Certains acceptent de considérer le paramètre "nombre d'humains" mais aussitôt font des projections, expliquent que la transition démographique qui affecte les pays riches va atteindre la Chine ( 1,4 milliard aujourd'hui), l'Inde qui verront alors leur population vieillir et diminuer, là sera le vrai problème: celui du nombre d'actif moindre qui devra nourrir une population vieillissante, ce qui est déjà le cas du japon. Par conséquent nous n'avons pas à nous soucier d'une expansion infinie des humains, le problème est réglé, CQFD.

La Chine, le pays le plus peuplé, a effectivement mené une politique malthusienne via la politique de l'enfant unique. Mais depuis mai 2021 les couples peuvent avoir jusqu'à trois enfants. Cependant l'indice de fécondité a chuté à 1,7 enfants par couple, ce qui signifie que la population finira effectivement par diminuer. 

Pourtant pour l'ONU la population mondiale attendue en 2100 se chiffre à 10 874 950 000 ( près de 11 milliards) , plus de 40% de plus qu'aujourd'hui alors que la situation est déjà très critique du point de vue environnemental ( climat, ressources).


La saturation

Beaucoup de scientifiques réfléchissent aux solutions qui permettraient aux hommes de coloniser Mars ou bien recherchent des exoplanètes qui présentent des conditions proches de la vie terrestre. Ceux là ont déjà baissé les bras, comme ceux qui s'arrêtent pour un pique-nique, répandent leur détritus et souillent la place, et réfléchissent déjà au prochain endroit où manger puisque celui-ci est trop sale.
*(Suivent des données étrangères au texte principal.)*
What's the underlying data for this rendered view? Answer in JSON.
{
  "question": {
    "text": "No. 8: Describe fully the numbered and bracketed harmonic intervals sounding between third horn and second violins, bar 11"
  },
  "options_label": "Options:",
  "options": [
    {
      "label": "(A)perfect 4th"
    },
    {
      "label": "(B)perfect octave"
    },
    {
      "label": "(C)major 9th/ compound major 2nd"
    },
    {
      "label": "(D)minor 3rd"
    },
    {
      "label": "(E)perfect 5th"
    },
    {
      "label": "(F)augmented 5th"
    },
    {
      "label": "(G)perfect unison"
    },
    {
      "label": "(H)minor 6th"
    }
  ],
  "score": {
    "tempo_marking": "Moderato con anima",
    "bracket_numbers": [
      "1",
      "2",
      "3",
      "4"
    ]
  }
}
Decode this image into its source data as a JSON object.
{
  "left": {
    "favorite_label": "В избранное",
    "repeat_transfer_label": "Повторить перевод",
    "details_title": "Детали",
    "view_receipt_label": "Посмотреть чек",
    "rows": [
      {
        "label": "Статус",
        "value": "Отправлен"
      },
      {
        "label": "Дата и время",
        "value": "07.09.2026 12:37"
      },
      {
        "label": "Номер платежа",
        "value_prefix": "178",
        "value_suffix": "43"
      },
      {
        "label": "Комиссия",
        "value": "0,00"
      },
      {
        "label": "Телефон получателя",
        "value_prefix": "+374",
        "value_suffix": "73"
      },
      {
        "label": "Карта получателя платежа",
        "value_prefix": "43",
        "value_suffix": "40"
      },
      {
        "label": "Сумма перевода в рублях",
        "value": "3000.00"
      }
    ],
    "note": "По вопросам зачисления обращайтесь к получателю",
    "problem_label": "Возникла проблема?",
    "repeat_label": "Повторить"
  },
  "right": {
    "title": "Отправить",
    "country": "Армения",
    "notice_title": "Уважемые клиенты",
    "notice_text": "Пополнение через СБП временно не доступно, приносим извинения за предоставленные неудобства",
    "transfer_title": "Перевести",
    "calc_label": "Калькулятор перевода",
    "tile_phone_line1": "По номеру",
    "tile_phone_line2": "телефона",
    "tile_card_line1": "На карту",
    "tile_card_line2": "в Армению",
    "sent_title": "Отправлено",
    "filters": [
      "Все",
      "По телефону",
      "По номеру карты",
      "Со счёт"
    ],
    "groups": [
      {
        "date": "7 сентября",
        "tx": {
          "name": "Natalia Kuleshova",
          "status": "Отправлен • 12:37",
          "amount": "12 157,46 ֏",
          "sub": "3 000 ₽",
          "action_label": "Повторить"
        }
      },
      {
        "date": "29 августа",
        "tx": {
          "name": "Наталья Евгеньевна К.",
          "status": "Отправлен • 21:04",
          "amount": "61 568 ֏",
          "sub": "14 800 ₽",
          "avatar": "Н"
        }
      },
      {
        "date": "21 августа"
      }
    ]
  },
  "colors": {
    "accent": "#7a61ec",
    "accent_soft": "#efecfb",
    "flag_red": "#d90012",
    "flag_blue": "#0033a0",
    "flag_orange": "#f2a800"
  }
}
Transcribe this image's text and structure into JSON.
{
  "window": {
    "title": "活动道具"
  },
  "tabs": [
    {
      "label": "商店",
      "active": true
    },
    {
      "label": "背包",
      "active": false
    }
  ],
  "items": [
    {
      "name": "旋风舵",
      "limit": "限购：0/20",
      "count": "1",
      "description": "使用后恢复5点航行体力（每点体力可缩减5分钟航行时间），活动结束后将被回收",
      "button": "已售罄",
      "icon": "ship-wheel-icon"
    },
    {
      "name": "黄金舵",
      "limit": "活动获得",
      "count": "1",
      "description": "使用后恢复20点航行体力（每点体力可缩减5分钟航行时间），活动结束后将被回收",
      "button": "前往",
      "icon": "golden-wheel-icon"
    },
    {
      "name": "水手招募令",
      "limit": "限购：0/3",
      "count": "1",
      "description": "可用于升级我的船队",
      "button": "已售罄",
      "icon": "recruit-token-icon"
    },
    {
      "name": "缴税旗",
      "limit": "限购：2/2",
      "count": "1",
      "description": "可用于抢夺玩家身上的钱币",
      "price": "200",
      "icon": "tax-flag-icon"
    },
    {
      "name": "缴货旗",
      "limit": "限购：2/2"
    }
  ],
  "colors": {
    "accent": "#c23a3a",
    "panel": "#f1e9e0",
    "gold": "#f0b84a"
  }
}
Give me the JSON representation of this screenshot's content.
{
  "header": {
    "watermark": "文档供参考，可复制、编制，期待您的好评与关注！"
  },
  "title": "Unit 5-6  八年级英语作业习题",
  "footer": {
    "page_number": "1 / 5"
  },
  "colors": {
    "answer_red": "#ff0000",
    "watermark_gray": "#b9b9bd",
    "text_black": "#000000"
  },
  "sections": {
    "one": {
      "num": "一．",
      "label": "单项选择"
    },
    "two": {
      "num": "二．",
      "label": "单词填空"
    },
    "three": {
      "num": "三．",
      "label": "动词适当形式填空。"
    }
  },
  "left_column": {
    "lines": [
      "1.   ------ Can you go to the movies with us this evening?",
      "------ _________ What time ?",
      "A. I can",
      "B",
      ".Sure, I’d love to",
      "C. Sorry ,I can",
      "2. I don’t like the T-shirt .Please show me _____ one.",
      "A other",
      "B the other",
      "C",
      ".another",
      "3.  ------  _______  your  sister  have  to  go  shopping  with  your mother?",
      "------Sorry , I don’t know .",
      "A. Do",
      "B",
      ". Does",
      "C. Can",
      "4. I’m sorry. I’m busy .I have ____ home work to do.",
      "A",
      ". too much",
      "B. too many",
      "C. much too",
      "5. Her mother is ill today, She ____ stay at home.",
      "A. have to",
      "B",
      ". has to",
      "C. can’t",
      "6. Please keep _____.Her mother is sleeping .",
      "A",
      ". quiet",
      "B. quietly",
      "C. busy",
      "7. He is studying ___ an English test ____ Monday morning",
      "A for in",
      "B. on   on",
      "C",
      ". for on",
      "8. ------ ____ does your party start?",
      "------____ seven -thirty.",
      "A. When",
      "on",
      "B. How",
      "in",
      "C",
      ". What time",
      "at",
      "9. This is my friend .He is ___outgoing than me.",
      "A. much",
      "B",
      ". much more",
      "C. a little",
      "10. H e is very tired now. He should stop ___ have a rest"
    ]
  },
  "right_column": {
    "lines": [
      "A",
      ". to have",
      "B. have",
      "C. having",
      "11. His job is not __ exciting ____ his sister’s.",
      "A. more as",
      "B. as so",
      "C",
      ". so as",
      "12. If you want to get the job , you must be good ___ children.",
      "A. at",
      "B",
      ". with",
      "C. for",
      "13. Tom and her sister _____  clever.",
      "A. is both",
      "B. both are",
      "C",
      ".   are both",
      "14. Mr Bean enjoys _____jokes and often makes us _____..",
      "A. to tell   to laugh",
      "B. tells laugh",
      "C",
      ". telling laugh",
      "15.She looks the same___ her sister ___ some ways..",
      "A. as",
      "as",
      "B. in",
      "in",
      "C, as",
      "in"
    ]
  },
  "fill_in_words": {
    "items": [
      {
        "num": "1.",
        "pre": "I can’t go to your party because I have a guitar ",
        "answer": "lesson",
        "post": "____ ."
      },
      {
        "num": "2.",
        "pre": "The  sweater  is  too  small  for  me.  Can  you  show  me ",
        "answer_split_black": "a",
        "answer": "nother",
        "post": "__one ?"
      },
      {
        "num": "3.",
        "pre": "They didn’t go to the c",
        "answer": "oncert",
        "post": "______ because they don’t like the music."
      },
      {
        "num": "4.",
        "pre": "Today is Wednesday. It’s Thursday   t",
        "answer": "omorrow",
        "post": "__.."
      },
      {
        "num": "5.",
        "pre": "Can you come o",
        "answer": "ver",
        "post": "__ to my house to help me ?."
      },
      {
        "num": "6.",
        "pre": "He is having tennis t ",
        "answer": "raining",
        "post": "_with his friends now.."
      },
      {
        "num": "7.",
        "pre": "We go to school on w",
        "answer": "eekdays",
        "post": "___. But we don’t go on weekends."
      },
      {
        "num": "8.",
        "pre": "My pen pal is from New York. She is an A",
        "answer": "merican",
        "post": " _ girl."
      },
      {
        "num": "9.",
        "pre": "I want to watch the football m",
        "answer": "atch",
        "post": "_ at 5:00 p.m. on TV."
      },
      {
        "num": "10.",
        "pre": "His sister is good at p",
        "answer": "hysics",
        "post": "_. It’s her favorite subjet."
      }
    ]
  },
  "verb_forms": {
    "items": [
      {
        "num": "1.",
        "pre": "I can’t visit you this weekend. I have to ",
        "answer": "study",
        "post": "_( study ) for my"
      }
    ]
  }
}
Qui veut d'un monde avec des zones urbaines de 42 millions d'habitants , ce qui est le cas de Tokyo aujourd'hui? Les humains doivent-il habiter comme des termites dans une proximité telle, et alors que plus aucune parcelle de leur zone de vie n'est naturelle? Doit on se résoudre à ne voir plus voir des animaux en liberté? à n'observer les animaux sauvages que dans les zoos ou les parcs? A vivre les uns sur les autres? A sortir avec des masques? A manger des insectes? A raser l'Amazonie? Augmenter la surface des déserts? Inonder de plastiques les océans? Densifier les habitats, n'est ce pas considérer que l'humain doit vivre à l'image des fourmis, des abeilles, dans des cases? N'y a-t-il pas de relation directe entre la structure urbanistique et le nombre d'humains? Entre l'urbanisme et la relation au monde? La progression du saccage est-elle inéluctable?


La téléologie

 Dans "Idée d'une histoire universelle", Emmanuel Kant questionne l'idée selon laquelle la nature aurait un plan et l'histoire un sens : celui de mener notre espèce à son développement ultime. Depuis la barbarie, en passant par les monarchies, jusqu’aux états avec une Constitution garantissant les libertés, une ruse de l'histoire garantirait aux hommes à travers les générations une évolution vers des états vivant en paix grâce à une "cosmopolitique". Beaucoup ont vus dans ce texte qui évoque "une société des nations" l'idée de l'ONU. 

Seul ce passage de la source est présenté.